Microarray-Based Comparisons of Ion Channel Expression Patterns: Human Keratinocytes to Reprogrammed hiPSCs to Differentiated Neuronal and Cardiac Progeny

1Institute for Anatomy Cell Biology, Ulm University, Albert-Einstein Allee 11, 89081 Ulm, Germany
2Institute for Biomedical Engineering, Department of Cell Biology, RWTH Aachen, Pauwelstrasse 30, 52074 Aachen, Germany
3Department of Internal Medicine I, Ulm University, Albert-Einstein Allee 11, 89081 Ulm, Germany

Received 31 January 2013; Accepted 6 March 2013

Academic Editor: Michael Levin

Copyright © 2013 Leonhard Linta et al. This is an open access article distributed under the Creative Commons Attribution License, which permits unrestricted use, distribution, and reproduction in any medium, provided the original work is properly cited.


Ion channels are involved in a large variety of cellular processes including stem cell differentiation. Numerous families of ion channels are present in the organism which can be distinguished by means of, for example, ion selectivity, gating mechanism, composition, or cell biological function.

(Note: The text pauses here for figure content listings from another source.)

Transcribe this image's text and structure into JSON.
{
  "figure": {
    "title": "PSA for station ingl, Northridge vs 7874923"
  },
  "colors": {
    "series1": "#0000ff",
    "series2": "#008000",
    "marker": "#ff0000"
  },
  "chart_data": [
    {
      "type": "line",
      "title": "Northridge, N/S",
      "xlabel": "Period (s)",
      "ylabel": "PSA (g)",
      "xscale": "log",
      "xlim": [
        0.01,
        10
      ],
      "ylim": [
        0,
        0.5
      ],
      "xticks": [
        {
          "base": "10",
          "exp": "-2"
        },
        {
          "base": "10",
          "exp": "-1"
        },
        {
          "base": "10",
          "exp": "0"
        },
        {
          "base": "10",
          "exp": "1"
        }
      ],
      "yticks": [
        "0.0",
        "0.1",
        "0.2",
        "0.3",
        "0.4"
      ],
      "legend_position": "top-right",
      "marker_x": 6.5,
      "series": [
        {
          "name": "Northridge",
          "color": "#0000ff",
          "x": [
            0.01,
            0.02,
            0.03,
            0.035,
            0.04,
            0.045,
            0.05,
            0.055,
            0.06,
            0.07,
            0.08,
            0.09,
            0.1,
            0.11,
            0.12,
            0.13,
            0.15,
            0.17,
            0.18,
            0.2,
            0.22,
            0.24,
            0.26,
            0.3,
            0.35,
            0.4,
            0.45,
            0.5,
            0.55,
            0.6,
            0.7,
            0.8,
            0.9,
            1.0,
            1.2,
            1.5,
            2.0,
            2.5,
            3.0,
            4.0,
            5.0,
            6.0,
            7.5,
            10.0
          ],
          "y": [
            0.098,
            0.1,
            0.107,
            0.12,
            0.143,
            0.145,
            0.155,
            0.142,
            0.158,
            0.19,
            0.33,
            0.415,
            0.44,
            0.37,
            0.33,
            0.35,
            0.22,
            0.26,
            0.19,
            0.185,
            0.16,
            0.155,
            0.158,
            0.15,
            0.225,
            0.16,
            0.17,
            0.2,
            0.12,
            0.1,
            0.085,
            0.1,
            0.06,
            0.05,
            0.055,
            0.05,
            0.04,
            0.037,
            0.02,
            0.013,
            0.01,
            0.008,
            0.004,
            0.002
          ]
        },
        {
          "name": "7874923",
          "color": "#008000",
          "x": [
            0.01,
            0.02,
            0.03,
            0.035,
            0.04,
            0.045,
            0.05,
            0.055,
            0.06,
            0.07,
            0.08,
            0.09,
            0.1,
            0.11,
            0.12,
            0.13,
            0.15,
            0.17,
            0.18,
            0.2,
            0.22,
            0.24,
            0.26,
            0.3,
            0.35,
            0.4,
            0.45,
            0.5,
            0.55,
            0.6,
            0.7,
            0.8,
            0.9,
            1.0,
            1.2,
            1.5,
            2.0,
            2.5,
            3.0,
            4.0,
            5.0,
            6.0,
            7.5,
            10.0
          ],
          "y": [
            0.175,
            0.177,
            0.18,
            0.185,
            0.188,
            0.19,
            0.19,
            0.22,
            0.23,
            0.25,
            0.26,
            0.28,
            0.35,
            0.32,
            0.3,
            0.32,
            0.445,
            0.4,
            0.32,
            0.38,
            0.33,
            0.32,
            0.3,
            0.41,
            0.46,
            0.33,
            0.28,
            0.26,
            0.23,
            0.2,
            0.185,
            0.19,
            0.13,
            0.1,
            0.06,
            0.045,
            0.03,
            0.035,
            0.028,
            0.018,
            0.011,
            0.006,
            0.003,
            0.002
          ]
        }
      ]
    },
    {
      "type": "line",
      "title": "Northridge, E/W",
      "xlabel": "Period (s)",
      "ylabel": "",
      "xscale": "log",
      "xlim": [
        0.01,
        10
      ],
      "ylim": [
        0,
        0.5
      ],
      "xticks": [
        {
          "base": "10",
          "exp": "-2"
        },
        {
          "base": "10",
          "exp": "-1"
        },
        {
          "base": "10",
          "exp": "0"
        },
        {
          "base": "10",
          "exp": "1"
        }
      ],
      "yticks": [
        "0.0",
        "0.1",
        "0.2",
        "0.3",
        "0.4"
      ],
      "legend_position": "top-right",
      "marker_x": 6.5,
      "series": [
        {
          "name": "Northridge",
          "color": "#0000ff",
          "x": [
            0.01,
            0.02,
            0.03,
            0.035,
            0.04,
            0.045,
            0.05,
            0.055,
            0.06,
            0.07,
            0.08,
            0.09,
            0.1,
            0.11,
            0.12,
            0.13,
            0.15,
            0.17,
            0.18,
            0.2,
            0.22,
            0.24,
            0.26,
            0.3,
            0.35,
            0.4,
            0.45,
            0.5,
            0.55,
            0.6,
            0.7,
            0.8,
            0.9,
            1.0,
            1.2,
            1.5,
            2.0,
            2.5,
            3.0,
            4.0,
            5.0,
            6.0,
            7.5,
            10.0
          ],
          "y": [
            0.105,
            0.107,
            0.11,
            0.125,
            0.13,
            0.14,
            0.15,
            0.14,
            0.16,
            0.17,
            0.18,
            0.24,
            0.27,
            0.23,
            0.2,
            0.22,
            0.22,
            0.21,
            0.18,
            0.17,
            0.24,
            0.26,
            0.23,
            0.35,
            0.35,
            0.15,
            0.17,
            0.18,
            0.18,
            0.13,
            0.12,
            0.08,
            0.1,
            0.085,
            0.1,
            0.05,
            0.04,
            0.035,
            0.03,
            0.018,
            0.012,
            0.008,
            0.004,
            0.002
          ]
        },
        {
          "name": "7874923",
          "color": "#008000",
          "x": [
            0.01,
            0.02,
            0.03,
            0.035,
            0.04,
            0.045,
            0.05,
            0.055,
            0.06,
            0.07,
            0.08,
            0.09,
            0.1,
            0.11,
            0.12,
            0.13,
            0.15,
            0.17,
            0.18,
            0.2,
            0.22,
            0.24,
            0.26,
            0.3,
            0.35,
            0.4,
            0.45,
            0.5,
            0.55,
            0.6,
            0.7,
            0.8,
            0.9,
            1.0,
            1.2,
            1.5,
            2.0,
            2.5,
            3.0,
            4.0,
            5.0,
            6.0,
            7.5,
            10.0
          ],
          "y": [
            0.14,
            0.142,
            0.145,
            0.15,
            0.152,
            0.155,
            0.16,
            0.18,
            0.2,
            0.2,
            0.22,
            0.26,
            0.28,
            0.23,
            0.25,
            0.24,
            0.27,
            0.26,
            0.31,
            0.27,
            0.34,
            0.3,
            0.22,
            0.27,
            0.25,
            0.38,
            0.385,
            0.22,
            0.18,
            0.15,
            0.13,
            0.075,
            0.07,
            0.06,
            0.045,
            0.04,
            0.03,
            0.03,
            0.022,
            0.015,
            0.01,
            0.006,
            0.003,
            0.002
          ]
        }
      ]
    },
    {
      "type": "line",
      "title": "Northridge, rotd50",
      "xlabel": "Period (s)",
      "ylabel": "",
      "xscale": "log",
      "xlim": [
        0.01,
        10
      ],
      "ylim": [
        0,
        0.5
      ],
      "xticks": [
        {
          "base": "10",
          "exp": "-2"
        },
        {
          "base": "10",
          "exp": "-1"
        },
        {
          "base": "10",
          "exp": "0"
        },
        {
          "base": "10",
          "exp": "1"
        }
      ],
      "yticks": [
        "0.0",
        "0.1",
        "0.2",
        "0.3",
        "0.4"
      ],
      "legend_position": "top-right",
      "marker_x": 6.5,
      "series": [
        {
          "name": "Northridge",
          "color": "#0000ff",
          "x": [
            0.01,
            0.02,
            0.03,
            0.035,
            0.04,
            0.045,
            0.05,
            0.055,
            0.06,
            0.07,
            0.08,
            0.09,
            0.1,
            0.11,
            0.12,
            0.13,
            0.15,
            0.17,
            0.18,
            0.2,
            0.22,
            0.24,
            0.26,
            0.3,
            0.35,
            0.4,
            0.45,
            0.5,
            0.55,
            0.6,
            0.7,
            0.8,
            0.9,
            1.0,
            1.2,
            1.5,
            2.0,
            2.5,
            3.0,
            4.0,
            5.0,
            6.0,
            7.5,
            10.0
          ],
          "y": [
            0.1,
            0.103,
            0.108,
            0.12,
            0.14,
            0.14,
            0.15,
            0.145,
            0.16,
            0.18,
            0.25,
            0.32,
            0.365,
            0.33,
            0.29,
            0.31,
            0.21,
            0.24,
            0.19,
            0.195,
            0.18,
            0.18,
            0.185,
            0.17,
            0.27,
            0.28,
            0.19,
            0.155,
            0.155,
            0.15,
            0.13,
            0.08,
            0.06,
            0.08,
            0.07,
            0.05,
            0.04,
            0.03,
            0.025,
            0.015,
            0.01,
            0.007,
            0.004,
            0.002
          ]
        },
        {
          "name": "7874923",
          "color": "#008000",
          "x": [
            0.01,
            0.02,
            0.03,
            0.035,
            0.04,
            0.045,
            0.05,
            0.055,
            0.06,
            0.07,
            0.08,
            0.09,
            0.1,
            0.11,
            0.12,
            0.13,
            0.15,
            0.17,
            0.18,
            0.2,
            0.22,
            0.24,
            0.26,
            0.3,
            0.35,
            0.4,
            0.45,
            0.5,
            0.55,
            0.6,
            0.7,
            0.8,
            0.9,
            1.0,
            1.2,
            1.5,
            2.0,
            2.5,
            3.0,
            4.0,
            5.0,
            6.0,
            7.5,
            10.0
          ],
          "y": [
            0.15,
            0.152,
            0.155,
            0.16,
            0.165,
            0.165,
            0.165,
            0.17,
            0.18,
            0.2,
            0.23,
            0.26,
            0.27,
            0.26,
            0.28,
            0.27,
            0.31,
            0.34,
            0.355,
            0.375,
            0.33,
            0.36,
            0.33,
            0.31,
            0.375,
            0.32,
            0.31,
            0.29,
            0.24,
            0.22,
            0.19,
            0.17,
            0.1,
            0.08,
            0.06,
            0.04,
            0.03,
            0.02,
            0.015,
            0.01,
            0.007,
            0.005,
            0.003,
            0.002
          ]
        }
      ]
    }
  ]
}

To characterize the distinct expression of this group of ion channels we have compared the mRNA expression levels of ion channel genes between human keratinocyte-derived induced pluripotent stem cells (hiPSCs) and their somatic cell source, keratinocytes from plucked human hair. This comparison revealed that 26% of the analyzed probes showed an upregulation of ion channels in hiPSCs while just 6% were downregulated. Additionally, iPSCs express a much higher number of ion channels compared to keratinocytes. Further, to narrow down specificity of ion channel expression in iPS cells we compared their expression patterns with differentiated progeny, namely, neurons and cardiomyocytes derived from iPS cells. To conclude, hiPSCs exhibit a very considerable and diverse ion channel expression pattern. Their detailed analysis could give an insight into their contribution to many cellular processes and even disease mechanisms.